Author of the week: Jessica Lamb-Shapiro

Jessica Lamb-Shapiro has finally told her dad what she really thinks about the 40 books he wrote.

Jessica Lamb-Shapiro has finally told her dad what she really thinks about the 40 books he wrote, said Steve Dollar in The Wall Street Journal. In a memoir that’s also an idiosyncratic history of self-help, the 36-year-old New Yorker makes clear that her father, a child psychologist, was overly optimistic about his ability to become a new-age Dale Carnegie. None of his bids for a mainstream breakthrough panned out, and he was so relentlessly positive that she couldn’t always relate. Her mother, after all, had killed herself when Jessica was 2, leaving Jessica and her father to soldier on alone, each worried about hurting the other. Surprisingly, Lamb-Shapiro claims that writing about how she needed more has strengthened their bond. “You can only be so close to someone,” she says, “when you’re on your best behavior all the time.”

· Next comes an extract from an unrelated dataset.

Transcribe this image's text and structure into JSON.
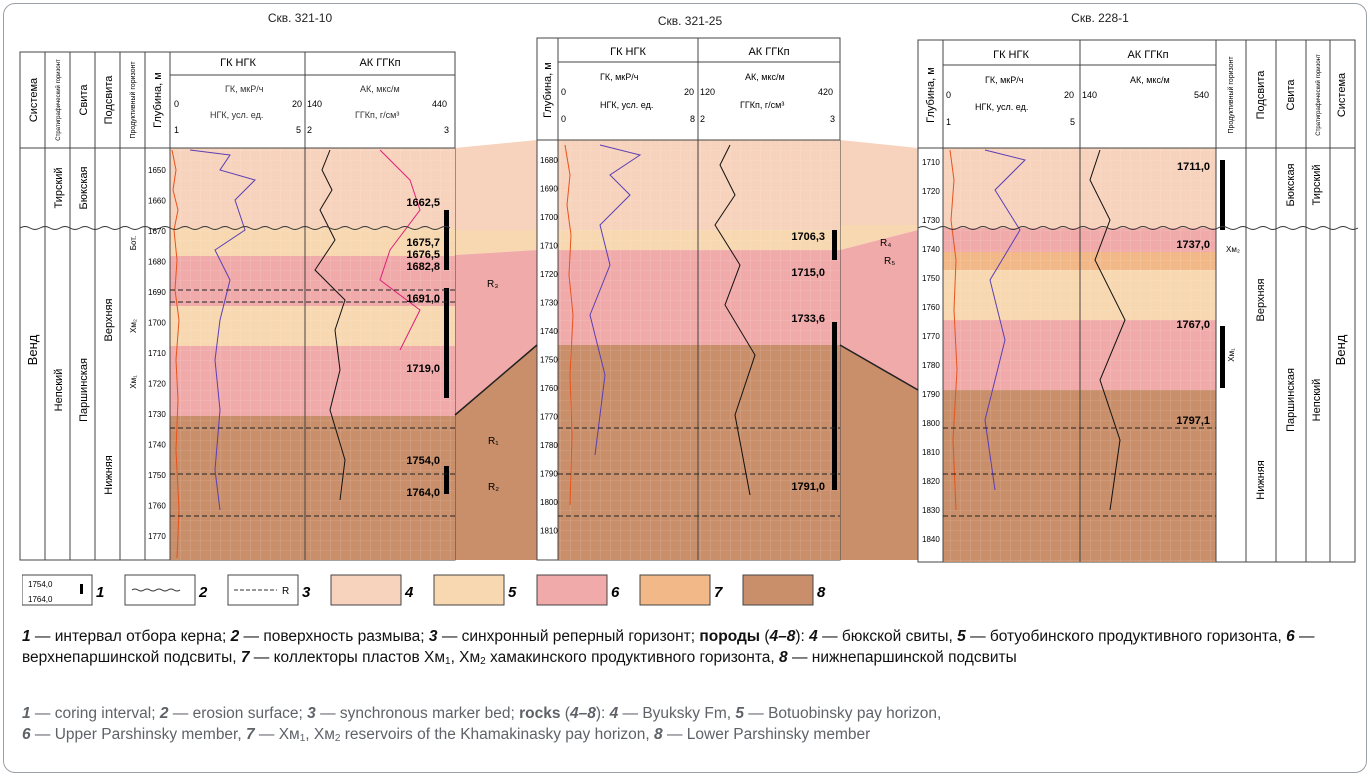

Lamb-Shapiro’s Promise Land doesn’t dismiss self-help books altogether, said Allison P. Davis in NYMag.com. They do offer people a form of therapy in times of need, she says, even when the promised change fails to arrive. “Not everybody has a therapist, or a family that supports them, or any support system at all. And then here are these books that are cheap, they’re easily accessible, and they make you feel better.” The best of them acknowledge that they don’t offer a sure fix, she says, but even the worst usually offer some nuggets that’d be helpful if all the nonsense were blacked out. “People need a mental Sharpie,” she says, so that they can “ignore what’s annoying and just take what’s useful.”